Qualifying Exam on Statistical Inference
The qualifying exam on statistical inference is an open book exam --- you can use
whatever books and notes you bring with you. You can use a calculator (but not a
computer). You should bring tables giving cdf probabiities for the standard normal
distribution, and critical values for the standard normal, T, and chi-square distributions.
The exam covers material in the following parts of the book Statistical Inference, 2nd Ed.,
by George Casella and Roger L. Berger:
- some topics in probability
- Sec. 3.4 (exponential families)
- Sec. 3.5 (location and scale families)
- subsection 5.5.1 (convergence in probability)
- subsection 5.5.3 (convergence in distribution)
- subsection 5.5.4 (the delta method)
- principles of data reduction (sufficient statistics and the likelihood principle)
- Sec. 6.1
- Sec. 6.2
- Sec. 6.3 (excluding subsection 6.3.2)
- point estimation
- Ch. 7 (excluding subsection 7.2.4)
- hypothesis testing
- Sec. 8.1
- subsection 8.2.1
- subsection 8.3.1
- subsection 8.3.2
- subsection 8.3.4
- subsection 8.3.5
- interval estimation
- Sec. 9.1
- subsection 9.2.1
- subsection 9.2.2
- subsection 9.2.3
- subsection 9.3.1
- asymptotics
- subsection 10.1.1
- subsection 10.1.2
- subsection 10.1.3
- Section 10.3
- Section 10.4
While the exam can pertain to any parts of the book listed above, the majority of the
exam will focus on common methods of point estimation (e.g., the method of moments,
maximum likelihood, and estimation using UMVUEs) and hypothesis testing (e.g.,
likelihood ratio tests based on the Neyman-Pearson lemma and other types of likelihood
ratio tests).
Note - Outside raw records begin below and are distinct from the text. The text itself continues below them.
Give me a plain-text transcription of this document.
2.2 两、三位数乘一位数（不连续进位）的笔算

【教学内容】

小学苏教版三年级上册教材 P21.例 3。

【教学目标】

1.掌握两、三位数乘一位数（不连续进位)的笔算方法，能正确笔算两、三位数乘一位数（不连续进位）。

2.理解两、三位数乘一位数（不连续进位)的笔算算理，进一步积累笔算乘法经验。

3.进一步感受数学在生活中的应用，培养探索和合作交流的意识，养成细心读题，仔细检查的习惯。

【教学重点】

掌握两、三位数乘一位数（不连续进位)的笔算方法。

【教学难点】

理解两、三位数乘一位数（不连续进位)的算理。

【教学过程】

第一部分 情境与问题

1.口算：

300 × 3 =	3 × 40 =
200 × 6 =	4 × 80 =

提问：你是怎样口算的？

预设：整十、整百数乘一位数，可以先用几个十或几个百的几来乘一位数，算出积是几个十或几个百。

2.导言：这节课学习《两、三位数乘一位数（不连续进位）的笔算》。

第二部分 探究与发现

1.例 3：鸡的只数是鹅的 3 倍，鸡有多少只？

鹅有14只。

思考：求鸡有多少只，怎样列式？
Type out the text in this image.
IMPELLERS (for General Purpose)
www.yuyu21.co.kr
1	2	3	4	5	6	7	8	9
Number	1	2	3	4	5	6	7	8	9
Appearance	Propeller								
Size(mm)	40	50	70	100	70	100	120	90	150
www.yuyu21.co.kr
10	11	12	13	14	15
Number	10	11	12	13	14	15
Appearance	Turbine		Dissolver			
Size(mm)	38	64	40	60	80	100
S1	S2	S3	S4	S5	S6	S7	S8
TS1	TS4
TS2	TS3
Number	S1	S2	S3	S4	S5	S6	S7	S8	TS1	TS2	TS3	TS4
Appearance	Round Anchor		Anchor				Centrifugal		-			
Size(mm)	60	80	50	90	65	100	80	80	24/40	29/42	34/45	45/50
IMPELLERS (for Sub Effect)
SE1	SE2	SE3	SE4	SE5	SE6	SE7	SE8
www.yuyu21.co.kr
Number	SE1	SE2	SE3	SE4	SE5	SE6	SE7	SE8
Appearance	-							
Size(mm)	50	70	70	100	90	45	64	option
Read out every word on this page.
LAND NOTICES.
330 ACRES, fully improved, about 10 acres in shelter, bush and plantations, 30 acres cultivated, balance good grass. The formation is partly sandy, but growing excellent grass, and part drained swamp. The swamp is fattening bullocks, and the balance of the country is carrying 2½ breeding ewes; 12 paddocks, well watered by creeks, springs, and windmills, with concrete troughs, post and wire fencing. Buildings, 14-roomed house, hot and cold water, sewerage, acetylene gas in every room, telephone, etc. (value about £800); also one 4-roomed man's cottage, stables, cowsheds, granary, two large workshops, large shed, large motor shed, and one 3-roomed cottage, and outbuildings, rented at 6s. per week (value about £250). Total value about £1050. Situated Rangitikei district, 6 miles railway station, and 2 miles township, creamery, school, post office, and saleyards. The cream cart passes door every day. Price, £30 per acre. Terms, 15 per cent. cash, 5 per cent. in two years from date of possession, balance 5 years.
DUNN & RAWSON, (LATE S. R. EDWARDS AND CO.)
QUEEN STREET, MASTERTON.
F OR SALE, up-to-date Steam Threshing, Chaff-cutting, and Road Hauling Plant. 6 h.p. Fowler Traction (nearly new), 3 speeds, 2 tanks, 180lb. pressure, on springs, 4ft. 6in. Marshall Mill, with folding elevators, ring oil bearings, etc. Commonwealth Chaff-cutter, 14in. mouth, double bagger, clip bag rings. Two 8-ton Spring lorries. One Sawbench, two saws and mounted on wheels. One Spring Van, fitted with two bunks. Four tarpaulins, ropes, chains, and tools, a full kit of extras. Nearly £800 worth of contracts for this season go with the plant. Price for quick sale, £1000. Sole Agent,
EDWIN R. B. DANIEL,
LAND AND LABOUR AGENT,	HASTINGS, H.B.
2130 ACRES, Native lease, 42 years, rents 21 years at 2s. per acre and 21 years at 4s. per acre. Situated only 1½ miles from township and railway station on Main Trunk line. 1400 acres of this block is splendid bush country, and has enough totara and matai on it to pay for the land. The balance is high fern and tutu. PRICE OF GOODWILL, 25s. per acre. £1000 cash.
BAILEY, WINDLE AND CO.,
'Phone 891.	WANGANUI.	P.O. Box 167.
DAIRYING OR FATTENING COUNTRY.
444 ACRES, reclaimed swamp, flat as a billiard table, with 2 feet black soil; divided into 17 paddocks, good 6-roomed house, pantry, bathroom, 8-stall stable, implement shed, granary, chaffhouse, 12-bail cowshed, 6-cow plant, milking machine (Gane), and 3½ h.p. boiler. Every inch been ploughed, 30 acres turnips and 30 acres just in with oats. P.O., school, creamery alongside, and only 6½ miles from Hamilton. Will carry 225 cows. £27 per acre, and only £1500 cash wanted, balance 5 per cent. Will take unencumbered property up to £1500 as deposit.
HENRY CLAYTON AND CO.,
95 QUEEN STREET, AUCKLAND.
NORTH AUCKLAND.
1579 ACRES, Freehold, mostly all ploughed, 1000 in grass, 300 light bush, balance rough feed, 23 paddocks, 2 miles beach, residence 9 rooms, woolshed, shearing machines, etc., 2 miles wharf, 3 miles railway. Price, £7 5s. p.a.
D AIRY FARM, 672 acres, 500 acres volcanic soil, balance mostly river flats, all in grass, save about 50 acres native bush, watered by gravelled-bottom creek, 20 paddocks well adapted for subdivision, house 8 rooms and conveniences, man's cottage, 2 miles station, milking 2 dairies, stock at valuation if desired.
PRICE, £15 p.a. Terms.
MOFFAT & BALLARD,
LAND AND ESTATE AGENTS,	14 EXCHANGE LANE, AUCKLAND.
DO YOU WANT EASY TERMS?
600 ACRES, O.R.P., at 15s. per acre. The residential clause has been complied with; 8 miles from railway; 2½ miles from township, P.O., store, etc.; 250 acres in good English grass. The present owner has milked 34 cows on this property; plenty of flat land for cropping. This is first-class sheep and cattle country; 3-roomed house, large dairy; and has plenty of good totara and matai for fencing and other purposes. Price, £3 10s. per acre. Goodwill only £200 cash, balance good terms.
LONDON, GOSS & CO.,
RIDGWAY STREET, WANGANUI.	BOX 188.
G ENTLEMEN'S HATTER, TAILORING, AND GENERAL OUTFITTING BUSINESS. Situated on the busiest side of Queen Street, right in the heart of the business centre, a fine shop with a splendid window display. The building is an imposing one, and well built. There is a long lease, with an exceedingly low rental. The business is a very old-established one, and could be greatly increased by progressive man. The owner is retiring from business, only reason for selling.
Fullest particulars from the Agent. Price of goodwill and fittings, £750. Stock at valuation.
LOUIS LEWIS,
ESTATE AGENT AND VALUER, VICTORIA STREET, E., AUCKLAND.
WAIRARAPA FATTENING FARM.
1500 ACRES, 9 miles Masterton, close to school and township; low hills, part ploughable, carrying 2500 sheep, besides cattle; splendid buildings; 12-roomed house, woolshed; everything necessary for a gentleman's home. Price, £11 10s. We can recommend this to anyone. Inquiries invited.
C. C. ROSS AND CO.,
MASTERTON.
Also, the exam committee which prepares the exam each semester typically
likes to include something about interval estimation, and also a problem which makes use
of some sort of asymptotic result pertaining to testing or estimation (e.g., using
the asymptotic normality of a maximum likelihood estimator to obtain an approximate
confidence interval, or perform a Wald test). The focus is on being able to use
estimation and testing methods
(i.e., derive estimates and tests based on various parametric models)
instead of on proofs (although on some exams there may be
a problem or two with something similar to a proof).